‘There’s a war going on out there somewhere.” So goes the catchy opening song from the Broadway show “Natasha, Pierre and the Great Comet of 1812.” The idea is the war is happening far away, and the characters of the show, safe in a swinging Moscow, are untouched by it.

With an unusual set, where some of the audience sits on the stage, and a big name in Josh Groban playing the title role of Pierre, “The Great Comet” was supposed to be Broadway’s next big hit. The quirky musical, based on “70 pages” of Leo Tolstoy’s “War and Peace,” was nominated for 12 Tony Awards in 2016-2017, the most of any show that season.

It was frequently called “the next ‘Hamilton.’ ” They would hand out pierogis (Russian dumplings) at the start of the show and music makers during it. Everyone had a raucous good time.

Yet in a month, the show will be over, a victim of a ridiculous backlash over the race of its lead actor.

With Groban in the role, the show was making over $1 million a week. His replacement, Okieriete “Oak” Onaodowan, was in the original cast of “Hamilton” in the dual role of Hercules Mulligan and James Madison. Onaodowan is a talented actor, but he isn’t a marquee name yet, and when he took over as Pierre, “Great Comet” sales tanked. In an effort to save the show, producers tried to bring in theater vet and film and TV star Mandy Patinkin.

As The Post’s Michael Riedel wrote in July: “Panicked, producers Howard and Janet Kagan reached out to Patinkin, a Tony winner and a star of ‘Homeland.’ His box-office clout is indisputable. But he had to come in fast to punch up the grosses. Onaodowan would have to step aside for three weeks starting Aug. 13 (though he would have been paid the run of his contract, and could have returned in the fall).”

The backlash was swift and focused on the fact that Onaodowan, a black actor, was being replaced by Patinkin, a white one.

Kristolyn Lloyd, of the cast of the Broadway show “Dear Evan Hansen,” tweeted the decision was “bs.” The Web site Broadway Black noted: “It is ironic when Black actors participate in narratives about colonial history, change present day history by adding to the diversity of Broadway, and then are easily replaced as if their only value to a production is based on ticket sales.” Actress Cynthia Erivo tweeted, “Ticket sales shouldn’t override a person doing his job.”

That’s the height of naiveté. The producers of the show had a job to do: keep ticket sales high so the show could go on and everyone involved, from actors to ushers to stagehands, could stay employed. Instead, the show is closing.

Because of the outcry, Patinkin immediately disengaged from the show, saying he “would never accept a role knowing it would harm another actor.” But that’s silly. Obviously, when Patinkin takes any role he is “harming” the other actors who didn’t get the role. Should he have turned down starring roles in shows like “Homeland” and beloved films like “The Princess Bride”?
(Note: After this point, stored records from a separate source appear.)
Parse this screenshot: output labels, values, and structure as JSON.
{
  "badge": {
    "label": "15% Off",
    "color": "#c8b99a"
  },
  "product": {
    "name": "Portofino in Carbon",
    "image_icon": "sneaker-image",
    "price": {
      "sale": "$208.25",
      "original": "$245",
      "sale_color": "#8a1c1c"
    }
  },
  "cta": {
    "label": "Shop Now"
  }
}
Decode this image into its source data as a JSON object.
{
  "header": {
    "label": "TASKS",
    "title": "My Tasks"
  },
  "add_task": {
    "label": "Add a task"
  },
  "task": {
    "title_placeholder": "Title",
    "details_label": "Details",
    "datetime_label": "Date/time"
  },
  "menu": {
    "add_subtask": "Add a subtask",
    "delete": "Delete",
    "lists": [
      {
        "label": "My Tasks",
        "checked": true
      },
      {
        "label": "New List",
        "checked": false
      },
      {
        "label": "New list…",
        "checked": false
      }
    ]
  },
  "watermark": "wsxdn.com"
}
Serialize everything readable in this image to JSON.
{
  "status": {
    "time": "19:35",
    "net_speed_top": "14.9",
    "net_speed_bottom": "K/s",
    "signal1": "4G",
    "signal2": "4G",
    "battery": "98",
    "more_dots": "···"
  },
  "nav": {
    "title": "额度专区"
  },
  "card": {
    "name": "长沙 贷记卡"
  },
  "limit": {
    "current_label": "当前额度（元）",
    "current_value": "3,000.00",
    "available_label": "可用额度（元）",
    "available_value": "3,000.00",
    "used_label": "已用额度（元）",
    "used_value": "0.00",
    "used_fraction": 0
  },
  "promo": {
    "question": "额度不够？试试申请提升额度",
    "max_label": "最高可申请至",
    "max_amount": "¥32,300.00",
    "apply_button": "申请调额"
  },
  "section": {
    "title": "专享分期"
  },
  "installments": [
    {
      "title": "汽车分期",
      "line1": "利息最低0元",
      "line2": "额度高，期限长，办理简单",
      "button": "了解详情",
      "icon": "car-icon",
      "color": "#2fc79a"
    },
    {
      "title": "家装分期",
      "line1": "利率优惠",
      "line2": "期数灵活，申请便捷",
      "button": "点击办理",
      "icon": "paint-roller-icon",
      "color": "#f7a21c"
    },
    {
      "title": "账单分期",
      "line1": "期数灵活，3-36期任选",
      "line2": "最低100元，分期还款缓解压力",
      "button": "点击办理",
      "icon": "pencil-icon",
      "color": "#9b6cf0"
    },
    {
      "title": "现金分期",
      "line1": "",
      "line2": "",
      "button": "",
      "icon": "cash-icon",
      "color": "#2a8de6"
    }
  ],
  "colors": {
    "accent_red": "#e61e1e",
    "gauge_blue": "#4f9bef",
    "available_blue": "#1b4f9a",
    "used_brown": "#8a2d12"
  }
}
Yet this was seen as an entirely different situation because of the races of the actors involved. That Onaodowan had taken over for a white actor in the first place was hardly mentioned. That “The Great Comet” was the most diverse show currently running on Broadway was ignored.

One actor couldn’t sustain the show with his name, and another possibly could. That one actor was black and one was white was entirely beside the point.

The left, insistent on seeing everything through the prism of racism, can’t understand what happened. “There’s No Easy Answer for Why ‘The Great Comet’ is Closing” was the title of an NPR piece last week. Except there is actually an easy and obvious answer: The show was bullied into making bad business decisions.

The New York Times covered the casting change in July in a piece titled “Diversity Concerns Prompt ‘Great Comet’ Casting Shakeup.” Well, problem solved: There are no “diversity concerns” when there is no show.

“The Great Comet” featured an excellent racially diverse cast when it didn’t have to — it’s set in pre-revolutionary Russia, after all. Yet the lead role of Natasha is played by a black actress, as is the prominent supporting role of Helene. A sad side effect of the show’s closing is that instead of one black actor losing his job, several will. How is that a win?

If the lesson becomes that black actors can only be replaced by other black actors, it will be only black actors who suffer the consequences. Is that what the race warriors want?

There’s a culture war going on out there, and it came to “The Great Comet.” Sadly, the show lost.